No matter how much I think I know about about character encoding or trying to work around issues arising from the same, I’ll always get bitten.
For a long time, one particular FATE configuration has shown 87/127 tests succeeding, even though the total number of test specs has crept up over to 300. I investigated this errant configuration on the client side and concluded that it was, in fact, executing all of the tests and sending all the results over the server in one neat package. Apparently, the problem was on the server side. Since it was an older Intel C compiler configuration, I didn’t care about investigating much further.
At one point, some bad bit of code was checked into FFmpeg and all of the results started showing xy/127 tests succeeded. This made the issue a bit more pressing. Mans discovered that the problem had to do with the svq3 test spec failing. The bad code affecting the SVQ3 test was quickly fixed so I didn’t worry about it again until yesterday when, once again, FATE’s various configs were only reporting that 127 tests had been run.

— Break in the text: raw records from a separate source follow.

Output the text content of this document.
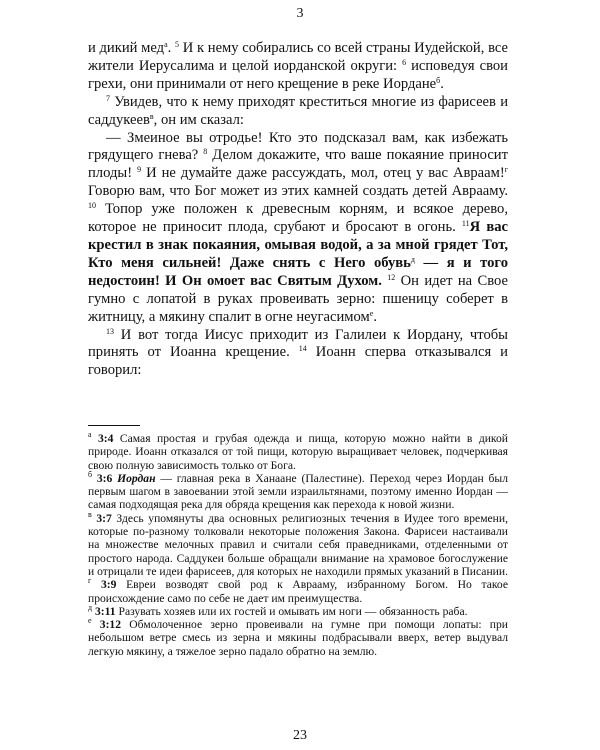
3

и дикий мед$^а$. $^5$ И к нему собирались со всей страны Иудейской, все жители Иерусалима и целой иорданской округи: $^6$ исповедуя свои грехи, они принимали от него крещение в реке Иордане$^б$.

$^7$ Увидев, что к нему приходят креститься многие из фарисеев и саддукеев$^в$, он им сказал:

— Змеиное вы отродье! Кто это подсказал вам, как избежать грядущего гнева? $^8$ Делом докажите, что ваше покаяние приносит плоды! $^9$ И не думайте даже рассуждать, мол, отец у вас Авраам!$^г$ Говорю вам, что Бог может из этих камней создать детей Аврааму. $^{10}$ Топор уже положен к древесным корням, и всякое дерево, которое не приносит плода, срубают и бросают в огонь. $^{11}$Я вас крестил в знак покаяния, омывая водой, а за мной грядет Тот, Кто меня сильней! Даже снять с Него обувь$^д$ — я и того недостоин! И Он омоет вас Святым Духом. $^{12}$ Он идет на Свое гумно с лопатой в руках провеивать зерно: пшеницу соберет в житницу, а мякину спалит в огне неугасимом$^е$.

$^{13}$ И вот тогда Иисус приходит из Галилеи к Иордану, чтобы принять от Иоанна крещение. $^{14}$ Иоанн сперва отказывался и говорил:

$^а$ 3:4 Самая простая и грубая одежда и пища, которую можно найти в дикой природе. Иоанн отказался от той пищи, которую выращивает человек, подчеркивая свою полную зависимость только от Бога.

$^б$ 3:6 Иордан — главная река в Ханаане (Палестине). Переход через Иордан был первым шагом в завоевании этой земли израильтянами, поэтому именно Иордан — самая подходящая река для обряда крещения как перехода к новой жизни.

$^в$ 3:7 Здесь упомянуты два основных религиозных течения в Иудее того времени, которые по-разному толковали некоторые положения Закона. Фарисеи настаивали на множестве мелочных правил и считали себя праведниками, отделенными от простого народа. Саддукеи больше обращали внимание на храмовое богослужение и отрицали те идеи фарисеев, для которых не находили прямых указаний в Писании.

$^г$ 3:9 Евреи возводят свой род к Аврааму, избранному Богом. Но такое происхождение само по себе не дает им преимущества.

$^д$ 3:11 Разувать хозяев или их гостей и омывать им ноги — обязанность раба.

$^е$ 3:12 Обмолоченное зерно провеивали на гумне при помощи лопаты: при небольшом ветре смесь из зерна и мякины подбрасывали вверх, ветер выдувал легкую мякину, а тяжелое зерно падало обратно на землю.

23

Here’s what was happening: FATE stores the stderr output of a test only if the test spec fails. This is a key data point since everything is fine when the test is successful and FATE tosses the output. The sample used for the SVQ3 test outputs the following metadata (among other data) in the stderr (seen, for example, in this test result):
copyright : ? Vertical Online 2001 copyright-eng : ? Vertical Online 2001
Those mystery characters map to the byte 0xA9 which is the c-in-a-circle copyright symbol according to UTF tables I can find (at least, U+00A9 is). That byte is making the system choke somewhere along the line, which annoys me greatly. When the client-side Python script executes the test and stuffs the stdout and stderr into the SQLite database, the relevant field is supposed to be a blob– a binary large object. The receiving PHP script on the server is also supposed to honor that blob schema.
Mans’ solution is to specifically encode the stdout/stderr blobs as UTF8 strings in the client-side Python script. That fixes this problem. But I’m confused as to why this is necessary in the first place. Was the PHP script doing its best to interpret the data inside the blob and falling over? Or was the SQLite engine on the server confused by the 0xA9 character in the blob?
Also, I suddenly find myself wondering how the A9 search company got its name.
Update: Thanks for MichaelK. for pointing out the problem. While I was properly converting (since that’s necessary) stdout/stderr from build records to binary type, I never did the same for test result stdout/stderr. I had to do it for the build record output since that was compressed before going into the database. Since the test result data is “just strings”, or so I thought, no reason to do so.
I always assumed that A9 is short for A + strlen(“mazon.com”), since it’s their search engine.
sqlite docs.. “The second argument .. is the statement to be compiled, encoded as either UTF-8 or UTF-16”
Sqlite queries need to be encoded in UTF-8. one should be using prepared statements and checking for errors, if done this way, such problems would have been easily found.
If you’d like a set of eyes to look over the sqlite/php code you think needs attention, please direct me to it.
I had recently a similar funny experience: I was debugging the parsing code for a third-party text-based data source. Theoretically I should have received only “U” (for up) and “D” (for down), but from time-to-time I kept getting a weird sequence of 3 characters.
Turns out – because of an oversight on their end – they sometimes transmitted the “up arrow” / “down arrow” unicode character encoded in UTF-8 instead of “U” or “D” :-)